Su hazaña la ha convertido en un halcón. Pega un salto mortal y, a continuación, dibuja dos volteretas en el aire. Sus piruetas acrobáticas culminan cuando se encarama a horcajadas sobre los hombros del hombre. Al sentir la cabeza del hombre entre sus piernas, la domina un frenesí homicida y comienza a vapulear sin piedad la cabeza del hombre que, al final, aturdido y bizqueando, se desploma sobre la tierra, inerte. Entonces, Eugene, ya en tierra, se acerca al hombre y rasgándole la camisola descubre su pecho velludo y, con lentitud, echa mano del puñal que oculta dentro de sus botas y traza con el, sobre la piel trémula del malhechor, un trisquel que deja un reguero ensangrentado. Es la marca que identifica a los druidas y simboliza el cosmos y la unión de los tres elementos: la tierra, el agua y el aire.
-“Y, ahora, voy a dejar, sobre tu carne miserable, mi rúbrica, así cada vez que te acerques a una mujer indefensa con intención de violentarla, te acordarás de este pajarillo inofensivo.”- Eugene pronuncia estas últimas palabras con ironía.
Mientras, canturrea, melodiosamente, una vieja cancioncilla de su tierra natal Eugene recompone los desperfectos que ha ocasionado la refriega, y con la mano aparta una mota insignificante de polvo.

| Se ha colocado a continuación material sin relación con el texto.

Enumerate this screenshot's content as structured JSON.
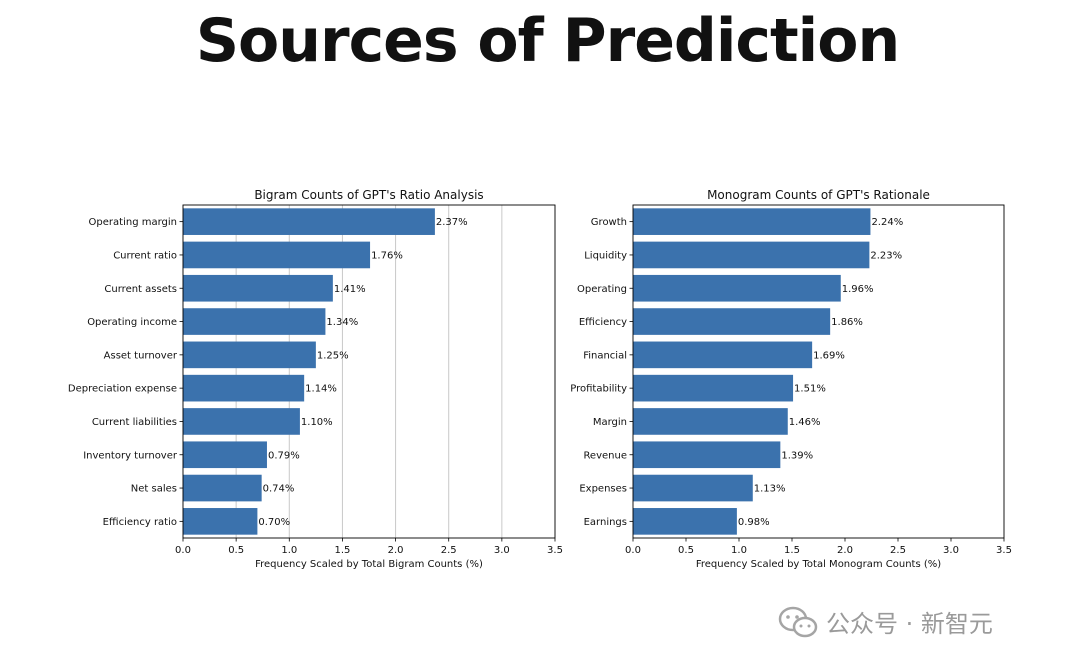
{
  "page": {
    "title": "Sources of Prediction"
  },
  "watermark": {
    "text": "公众号 · 新智元",
    "icon": "wechat-icon"
  },
  "bar_color": "#3b72ad",
  "chart_data": [
    {
      "type": "bar",
      "orientation": "horizontal",
      "title": "Bigram Counts of GPT's Ratio Analysis",
      "xlabel": "Frequency Scaled by Total Bigram Counts (%)",
      "ylabel": "",
      "xlim": [
        0,
        3.5
      ],
      "xticks": [
        "0.0",
        "0.5",
        "1.0",
        "1.5",
        "2.0",
        "2.5",
        "3.0",
        "3.5"
      ],
      "grid": "vertical",
      "categories": [
        "Operating margin",
        "Current ratio",
        "Current assets",
        "Operating income",
        "Asset turnover",
        "Depreciation expense",
        "Current liabilities",
        "Inventory turnover",
        "Net sales",
        "Efficiency ratio"
      ],
      "values": [
        2.37,
        1.76,
        1.41,
        1.34,
        1.25,
        1.14,
        1.1,
        0.79,
        0.74,
        0.7
      ],
      "labels": [
        "2.37%",
        "1.76%",
        "1.41%",
        "1.34%",
        "1.25%",
        "1.14%",
        "1.10%",
        "0.79%",
        "0.74%",
        "0.70%"
      ]
    },
    {
      "type": "bar",
      "orientation": "horizontal",
      "title": "Monogram Counts of GPT's Rationale",
      "xlabel": "Frequency Scaled by Total Monogram Counts (%)",
      "ylabel": "",
      "xlim": [
        0,
        3.5
      ],
      "xticks": [
        "0.0",
        "0.5",
        "1.0",
        "1.5",
        "2.0",
        "2.5",
        "3.0",
        "3.5"
      ],
      "grid": "none",
      "categories": [
        "Growth",
        "Liquidity",
        "Operating",
        "Efficiency",
        "Financial",
        "Profitability",
        "Margin",
        "Revenue",
        "Expenses",
        "Earnings"
      ],
      "values": [
        2.24,
        2.23,
        1.96,
        1.86,
        1.69,
        1.51,
        1.46,
        1.39,
        1.13,
        0.98
      ],
      "labels": [
        "2.24%",
        "2.23%",
        "1.96%",
        "1.86%",
        "1.69%",
        "1.51%",
        "1.46%",
        "1.39%",
        "1.13%",
        "0.98%"
      ]
    }
  ]
}
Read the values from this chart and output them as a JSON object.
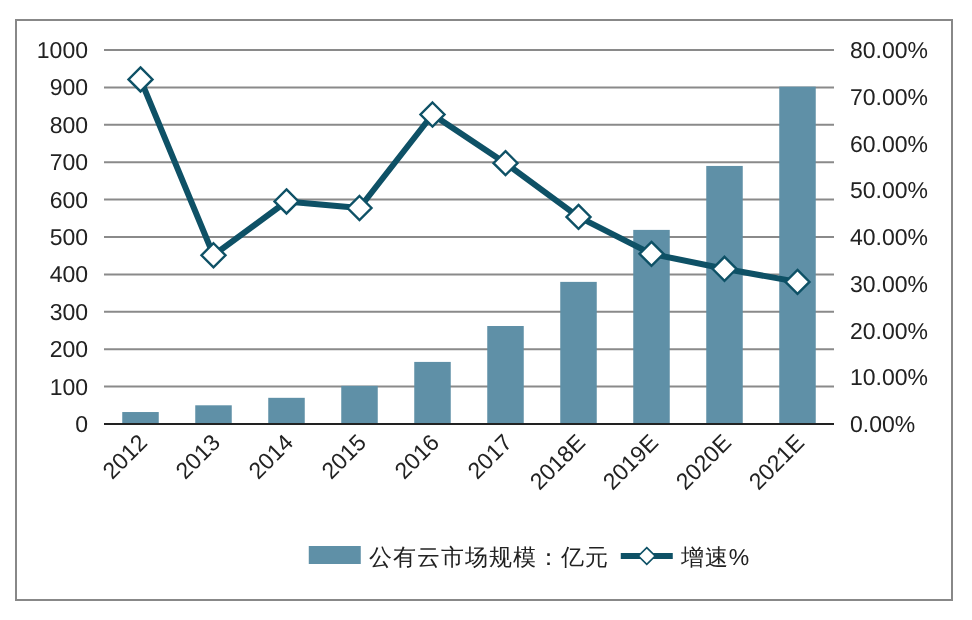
{
  "chart_data": {
    "type": "bar",
    "categories": [
      "2012",
      "2013",
      "2014",
      "2015",
      "2016",
      "2017",
      "2018E",
      "2019E",
      "2020E",
      "2021E"
    ],
    "series": [
      {
        "name": "公有云市场规模：亿元",
        "color": "#5f90a7",
        "values": [
          32,
          50,
          70,
          102,
          166,
          262,
          380,
          519,
          690,
          902
        ]
      },
      {
        "name": "增速%",
        "type": "line",
        "axis": "y2",
        "color": "#0e5166",
        "marker": "diamond",
        "values": [
          73.7,
          36.1,
          47.6,
          46.2,
          66.2,
          55.8,
          44.3,
          36.4,
          33.2,
          30.4
        ]
      }
    ],
    "ylim": [
      0,
      1000
    ],
    "yticks": [
      0,
      100,
      200,
      300,
      400,
      500,
      600,
      700,
      800,
      900,
      1000
    ],
    "y2lim": [
      0,
      80
    ],
    "y2ticks": [
      {
        "value": 0,
        "label": "0.00%"
      },
      {
        "value": 10,
        "label": "10.00%"
      },
      {
        "value": 20,
        "label": "20.00%"
      },
      {
        "value": 30,
        "label": "30.00%"
      },
      {
        "value": 40,
        "label": "40.00%"
      },
      {
        "value": 50,
        "label": "50.00%"
      },
      {
        "value": 60,
        "label": "60.00%"
      },
      {
        "value": 70,
        "label": "70.00%"
      },
      {
        "value": 80,
        "label": "80.00%"
      }
    ],
    "grid": "y",
    "legend": "bottom"
  }
}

Se acerca, sigilosamente, y agarra al caballo. Pasa delicadamente su mano sobre sus suaves crines, mientras le susurra palabras de cariño tratando de calmarlo. Confiando al animal, va cargando sus escasas pertenencias en las alforjas del mismo, lo monta a horcajadas y sin más dilaciones, se adentra en la espesura del bosque y parte a todo galope, tras el rastro de los falsos peregrinos y la “hija de Dios”.
Toda la singular escena, ha sido contemplada desde unos arbustos cercanos por un muchacho, que no puede dar crédito a lo que han visto sus ojos. Agazapado desde su escondrijo, ha presenciado los hechos lleno de perplejidad y asombro incapaz de asumir la gran habilidad y destreza que ha demostrado la mujer para repeler el ataque que ha estado a punto de sufrir. La ignorancia del muchacho ha convertido a la hermosa mujer en una especie de diosa pagana, que como una mágica aparición ha surgido de las entrañas de la tierra como vengadora ante la maldad humana. Eugene no lo sabe, pero acaba de convertirse en una leyenda viviente del bosque.